Certificate of good standing: when you need one, when you don't
A short, official-looking piece of paper that opens bank accounts, lands contracts, and sometimes saves a deal.
A certificate of good standing — sometimes called a certificate of compliance, a certificate of existence, or, in Texas, a certificate of fact — is a state-issued letter that confirms three small but important things about your LLC:
- It is currently registered with the state.
- It has filed everything the state requires of it.
- It has paid every fee that the state has billed it for.
Who asks for one
You don't need a certificate of good standing to operate. You need one when a third party — usually a bank, a landlord, a licensing board, or a buyer — wants proof that they're dealing with a real, current business. Common moments:
- Opening a business bank account. Many banks ask for one alongside your EIN letter, especially if the account is opening more than 90 days after formation.
- Signing a commercial lease. Landlords for nicer spaces will often request a fresh certificate before handing over keys.
- Registering to do business in another state. The other state needs to know you exist back home before it lets you operate there.
- Selling the business or taking on a partner. Due diligence almost always includes a certificate, dated within 30 to 60 days.

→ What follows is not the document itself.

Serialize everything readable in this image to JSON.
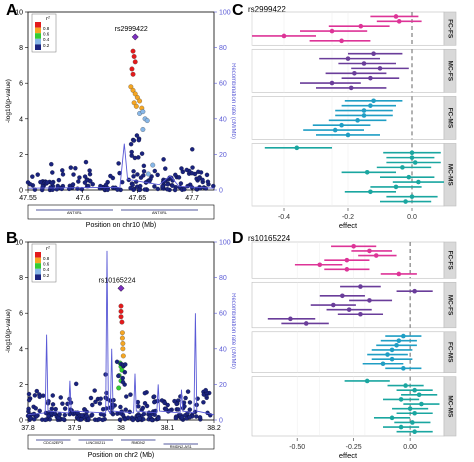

- Bidding on government or institutional contracts. Procurement officers want recent proof of compliance.
The "freshness" rule
A certificate of good standing is a snapshot in time. Most recipients want one dated within the last 30, 60, or 90 days, depending on what they're using it for. Don't bother saving an old one in a drawer — pull a new one when the moment calls for it.
If you can't get one
If the state refuses to issue a certificate, that's a signal. Usually it means an annual report is late, a franchise tax is unpaid, or your registered agent is no longer valid. The fix is rarely complicated. The cost of ignoring the signal usually is.